Fedora 11 beta on europa

In spite of swearing off (and swearing at) Linux (especially openSUSE 11.1), I downloaded Fedora 11 beta, burned a CD on the Windows XP side, and then booted trusty old europa into Fedora 11. The primary reason is I have a lot of material on the Linux partitions that I need to back up, and I had heard that with Fedora 11 I could once again look at all existing Linux partitions including everything under /home. One of my biggest complaints in the past was that at some point somebody decided that allowing the viewing, let alone mounting, of home partitions was Not To Be Allowed for Security Reasons. Right. With Fedora 11 you can mount everything, including home, and see everything. I was even able to su to root and modify files on those forbidden file systems as well. All in all, from a rescue standpoint, Fedora 11 beta was very useful. I'm sure someone somewhere will note this and consider this feature to be a bug and 'fix' it so it won't work on release. It always seems to work that way.

What follows is some screen capture porn.

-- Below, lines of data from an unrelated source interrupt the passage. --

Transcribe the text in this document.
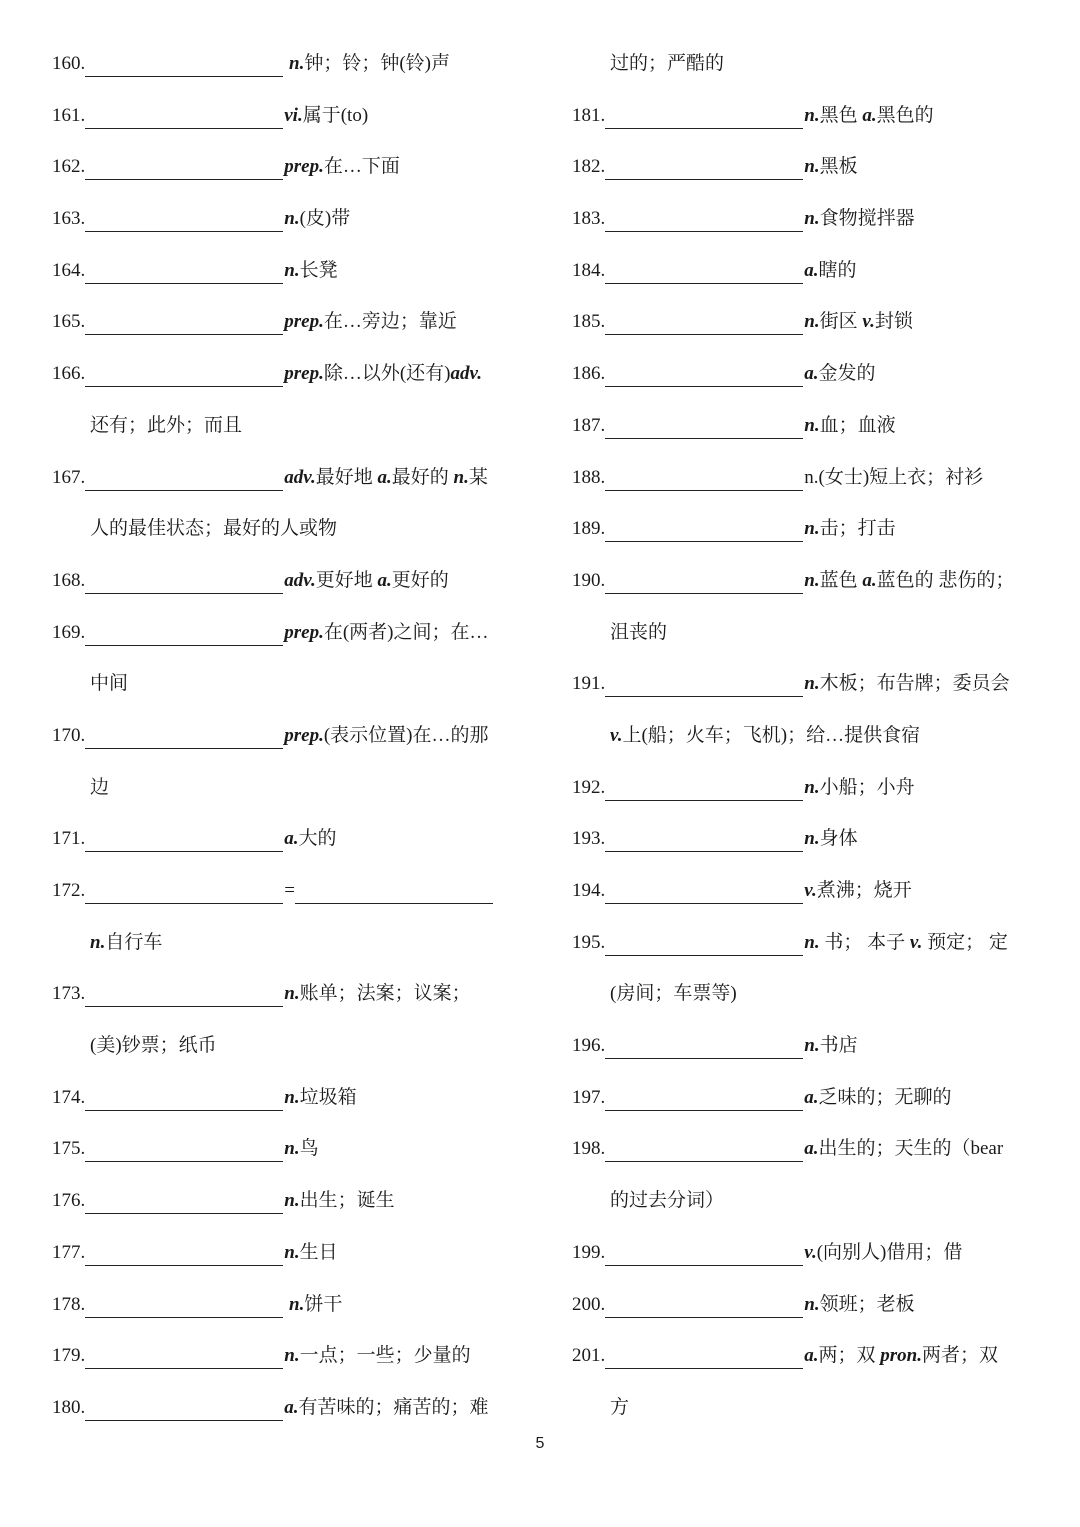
160.	n.钟；铃；钟(铃)声
161.	vi.属于(to)
162.	prep.在…下面
163.	n.(皮)带
164.	n.长凳
165.	prep.在…旁边；靠近
166.	prep.除…以外(还有)adv.
还有；此外；而且
167.	adv.最好地 a.最好的 n.某
人的最佳状态；最好的人或物
168.	adv.更好地 a.更好的
169.	prep.在(两者)之间；在…
中间
170.	prep.(表示位置)在…的那
边
171.	a.大的
172.	=
n.自行车
173.	n.账单；法案；议案；
(美)钞票；纸币
174.	n.垃圾箱
175.	n.鸟
176.	n.出生；诞生
177.	n.生日
178.	n.饼干
179.	n.一点；一些；少量的
180.	a.有苦味的；痛苦的；难
过的；严酷的
181.	n.黑色 a.黑色的
182.	n.黑板
183.	n.食物搅拌器
184.	a.瞎的
185.	n.街区 v.封锁
186.	a.金发的
187.	n.血；血液
188.	n.(女士)短上衣；衬衫
189.	n.击；打击
190.	n.蓝色 a.蓝色的 悲伤的；
沮丧的
191.	n.木板；布告牌；委员会
v.上(船；火车；飞机)；给…提供食宿
192.	n.小船；小舟
193.	n.身体
194.	v.煮沸；烧开
195.	n. 书； 本子 v. 预定； 定
(房间；车票等)
196.	n.书店
197.	a.乏味的；无聊的
198.	a.出生的；天生的（bear
的过去分词）
199.	v.(向别人)借用；借
200.	n.领班；老板
201.	a.两；双 pron.两者；双
方
5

This was the desktop after boot. Note the lovely kernel failure message in the lower right corner. It didn't seem to effect the operation of Fedora 11, and I clicked on the "Yes" button to send it off to where these are supposed to go. I got a message a short time later signifying that the message had been successfully sent. The background is the default Leonidas wallpaper.

This amusing file-not-found message was presented by the Firefox browser. This is just to remind us it is a beta after all.

Screen resolution was at an odd 1792 x 1344 resolution at 60 Hz. I was able to quickly and easily set it to 1600 x 1200 at 65Hz refresh rate, which made the vintage Dell CRT easier to view and read.

After selecting browser-style viewing in Nautilus I can more easily see and navigate all the existing file systems.

My digitized movies, just a small part of the data I need to back up. I've had this collection since openSUSE 10.2, where I ripped most of them with the tools (K3b primarily) supplied with that release. I'll back them up to a portable USB drive. And of course, double clicking any of them starts a Totem fail where I'm informed I don't have the necessary codecs installed. Lovely.

A closing desktop. I miss being able to right-click on the desktop and launch a shell. Instead I have to find the shell command in the Applications | System Tools menu, then right-click that entry to "Add to launcher panel". That's because I sometimes like to have more than one shell window open (rather than multiple tabs on one shell window). Like when I want to view side-by-side output.

Conclusion

Normally at this point I wax poetically about the wonders of this latest distribution. Not this time. Based on my Linux experiences since mid-2007 I find it's a wonder that Fedora 11 works at all, and works the way I need for it to work, which is to allow me access to my data without having to install the bloody thing. That is, after all, what the promise of live Linux systems was supposed to be about, first popularized years ago by Knoppix. I've modified the Grub start menu on the busted hard-disk-based openSUSE 11.1 to automatically start Windows XP first, and I'll just limp along with that until I have more time to do a full purge and installation of Windows 7. In the mean time I'll keep Fedora 11 around as the rescue disk until everything I need is fully backed up and off the system.

I will say this about Fedora 11: bitter I might be at the moment, but the quality of Fedora 11 is the best in three releases. The rise in Fedora quality began with Fedora 9. Perhaps this rise is due to Fedora's proximity to Redhat. I would like to think that Redhat would want to maintain a solid reputation for quality in both its commercial as well as its 'free' versions of Linux.

Comments

  1. Man, you really don´t know what you want...

    ReplyDelete
  2. Oh, yes I do. And it's more than you seem capable of understanding, let alone delivering.

    ReplyDelete
  3. a) yes, I like right-click on desktop to run terminal as well:

    yum install nautilus-open-terminal

    and no, don't ask me why it is not installed as default.

    b) if you had particular repository set up (which usually just mean installing one rpm which sets up /etc/yum.repos.d), totem would install codecs automatically. And no, being a Red Hat employee, I cannot where the repository is, but Google is not our employee, so ask him.